El puerto era un hervidero de actividad, con marineros, mercaderes y viajeros moviéndose de un lado a otro. Garath, manteniéndose ocupado fingiendo labores de marinero, observaba el entorno, asegurándose que ningún imprevisto sucediera. Su corazón latía con fuerza, la adrenalina recorriendo su cuerpo mientras cada segundo se sentía como una eternidad.
De repente, una figura encapuchada se deslizó entre la multitud, despidiéndose con un gesto de algunos compañeros. Garath reconoció inmediatamente al hombre bajo la túnica: era Cassian, el bohemio, el hermano de la reina del Oeste. Cassian, conocido por su carácter hedonista y su desprecio por las obligaciones, parecía estar también huyendo, aunque sus motivos probablemente eran distintos.
Garath, envuelto entre el ajetreo del puerto, observaba atentamente al bohemio.

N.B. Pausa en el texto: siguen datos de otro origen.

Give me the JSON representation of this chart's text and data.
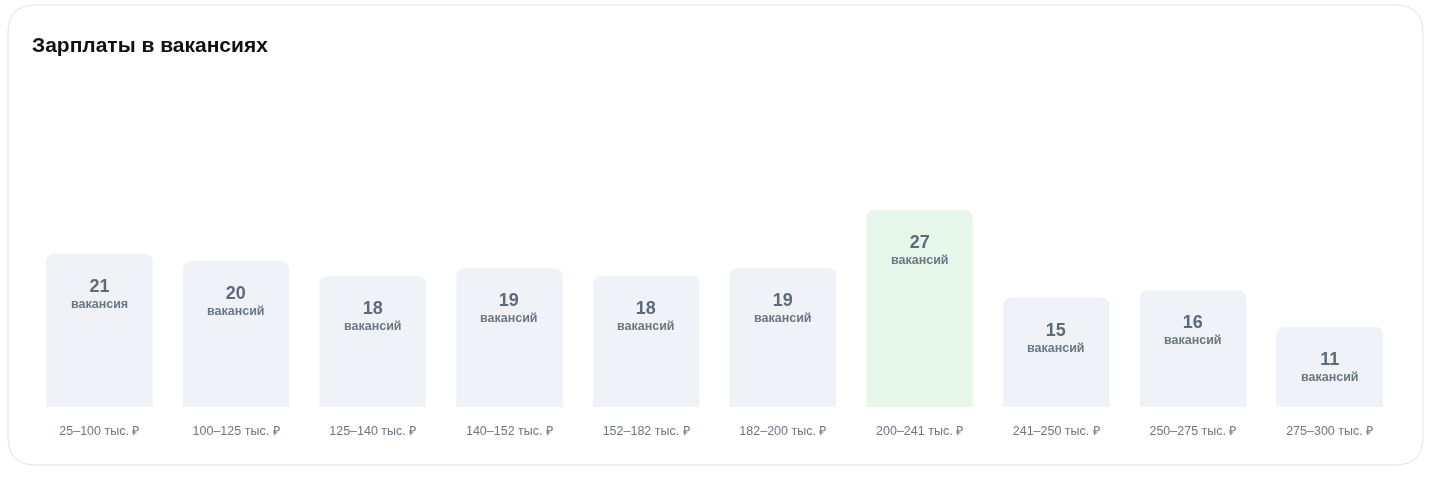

La multitud en el muelle era una maraña de cuerpos en movimiento, y ambos hombres se escurrían entre ellos como sombras en la noche. Finalmente, Garath, empujando un barril por la plataforma del barco en dónde iba a viajar, subió a la cubierta y dejó la carga en la zona asignada para el objeto.
Por el rabillo del ojo, vió como Cassian hablaba con el capitán, Galdor de Valmont, mostrándole unas monedas de estalita. Galdor asintió discretamente con su cabeza y le indicó a unos marineros que acompañaran al bohemio hacia la bodega.
Garath se deslizó con curiosidad entre el ajetreo del barco, guiado por la necesidad de asegurarse de que su plan no había sufrido variaciones, siguiendo silenciosamente al bohemio hacia la bodega.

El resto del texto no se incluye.